George ONSLOW : Quatuors à cordes op.10 n° 2, en ré mineur, op. 9 n° 3, en fa mineur, op.21 n°3 en mi bémol majeur. Quatuor Ruggieri. 1 CD AgOgique : AGO006. TT.: 69'52.

La musique de chambre de Onslow sort peu à peu de l'ombre, en particulier ses quatuors. Après les interprétations des Diotima (Naïve), c'est au tour du Quatuor  Ruggieri de révéler de nouvelles visions.

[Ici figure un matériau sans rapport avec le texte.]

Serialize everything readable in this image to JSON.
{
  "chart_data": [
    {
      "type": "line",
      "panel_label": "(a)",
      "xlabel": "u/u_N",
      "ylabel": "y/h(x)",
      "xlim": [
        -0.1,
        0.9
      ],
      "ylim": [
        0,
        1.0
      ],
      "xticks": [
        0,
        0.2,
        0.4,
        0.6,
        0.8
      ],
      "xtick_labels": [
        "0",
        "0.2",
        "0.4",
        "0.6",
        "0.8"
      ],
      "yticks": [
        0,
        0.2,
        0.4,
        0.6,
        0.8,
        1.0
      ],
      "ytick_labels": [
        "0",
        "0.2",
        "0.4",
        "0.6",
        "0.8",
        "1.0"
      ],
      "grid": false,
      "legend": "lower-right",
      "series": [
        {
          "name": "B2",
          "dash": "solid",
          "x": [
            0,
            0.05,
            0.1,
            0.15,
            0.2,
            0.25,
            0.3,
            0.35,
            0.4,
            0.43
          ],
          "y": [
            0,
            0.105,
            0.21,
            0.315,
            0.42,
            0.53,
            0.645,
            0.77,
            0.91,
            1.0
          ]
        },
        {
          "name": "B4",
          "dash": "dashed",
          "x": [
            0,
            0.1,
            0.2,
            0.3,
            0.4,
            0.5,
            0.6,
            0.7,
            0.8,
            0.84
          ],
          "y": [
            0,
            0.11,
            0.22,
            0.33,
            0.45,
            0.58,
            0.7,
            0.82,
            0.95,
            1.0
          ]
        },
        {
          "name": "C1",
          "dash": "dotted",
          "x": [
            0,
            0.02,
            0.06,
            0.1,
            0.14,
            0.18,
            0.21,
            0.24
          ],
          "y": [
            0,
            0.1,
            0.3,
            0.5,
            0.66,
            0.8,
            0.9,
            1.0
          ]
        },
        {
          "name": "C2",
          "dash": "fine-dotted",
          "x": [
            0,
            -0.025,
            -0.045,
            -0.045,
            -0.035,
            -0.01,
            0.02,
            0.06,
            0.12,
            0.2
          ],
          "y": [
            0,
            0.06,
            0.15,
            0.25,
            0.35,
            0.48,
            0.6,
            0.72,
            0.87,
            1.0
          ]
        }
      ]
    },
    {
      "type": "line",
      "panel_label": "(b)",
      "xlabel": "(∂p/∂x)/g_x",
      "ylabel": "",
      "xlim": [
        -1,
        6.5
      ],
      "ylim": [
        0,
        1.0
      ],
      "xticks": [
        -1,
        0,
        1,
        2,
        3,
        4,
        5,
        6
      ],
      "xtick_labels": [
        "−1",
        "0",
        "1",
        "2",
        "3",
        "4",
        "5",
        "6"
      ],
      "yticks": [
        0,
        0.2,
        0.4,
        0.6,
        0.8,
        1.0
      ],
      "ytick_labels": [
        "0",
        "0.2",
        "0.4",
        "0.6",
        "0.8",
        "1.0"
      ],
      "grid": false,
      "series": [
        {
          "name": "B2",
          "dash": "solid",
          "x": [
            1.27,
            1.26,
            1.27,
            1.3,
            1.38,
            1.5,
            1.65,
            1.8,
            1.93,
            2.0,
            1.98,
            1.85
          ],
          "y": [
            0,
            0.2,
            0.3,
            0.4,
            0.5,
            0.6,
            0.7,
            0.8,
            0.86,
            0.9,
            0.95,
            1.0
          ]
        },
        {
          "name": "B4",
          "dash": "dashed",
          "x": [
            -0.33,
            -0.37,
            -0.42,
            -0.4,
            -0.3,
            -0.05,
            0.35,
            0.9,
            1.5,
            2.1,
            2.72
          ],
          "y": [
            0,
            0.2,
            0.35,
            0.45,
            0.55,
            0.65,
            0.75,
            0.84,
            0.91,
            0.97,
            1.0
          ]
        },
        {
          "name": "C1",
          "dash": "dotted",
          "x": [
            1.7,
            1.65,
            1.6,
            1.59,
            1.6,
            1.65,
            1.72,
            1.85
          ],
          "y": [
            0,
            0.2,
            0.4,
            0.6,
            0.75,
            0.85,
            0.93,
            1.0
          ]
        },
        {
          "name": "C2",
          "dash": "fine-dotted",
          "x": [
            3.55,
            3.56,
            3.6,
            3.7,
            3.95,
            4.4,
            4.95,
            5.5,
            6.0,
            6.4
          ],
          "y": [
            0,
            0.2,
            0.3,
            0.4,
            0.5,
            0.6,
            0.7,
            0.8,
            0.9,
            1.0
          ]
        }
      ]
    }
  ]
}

Sur instruments anciens, donc sur des cordes de boyau, cette fois, et pour deux premières au disque, les quatuors op. 21 n°3 et op. 10 n°2. Ce dernier et l'op. 9 n° 3, chacun tiré d'une série de trois, sont des compositions de jeunesse (1813/1814), et s'inspirent de Haydn et de Mozart. Elles se signalent par la clarté de l'écriture et l'ingéniosité de l'harmonie, notamment dans le menuetto, bâti dans le premier cas, sur un air populaire auvergnat. La sûreté dans la manière de contraster les mélodies est tout autant notable (andante con variazioni, bien chantant au thème, dans le second cas, et une superbe rythmique au finale agitato). Œuvre plus tardive (1822), et dernier d'une vaste production, le quatuor op. 21 n°3 marque un changement dans l'approche, plus dramatique, chez un compositeur qui va bientôt se consacrer à la scène lyrique. L'allegro maestoso présente un mode déclamatoire qui pourrait préfigurer un air d'opéra. Le menuet est tourbillonnant et plein d'esprit. Au larghetto méditatif, dont Berlioz admirait les sombres sonorités, fait pendant un finale extraverti, de mélodie facile, sans autre prétention que divertissante. Issus de l'ensemble des Talens Lyriques, les jeunes du Quatuor Ruggieri livrent des exécutions sensibles et recherchées, d'une musique difficile à appréhender si l'on s’en tient aux exigences minutieuses du compositeur pour ce qui est du choix des tempos et des nuances. L'équilibre auquel ils parviennent est à porter au crédit d'un souci de fidélité à l'esprit plus qu'au texte.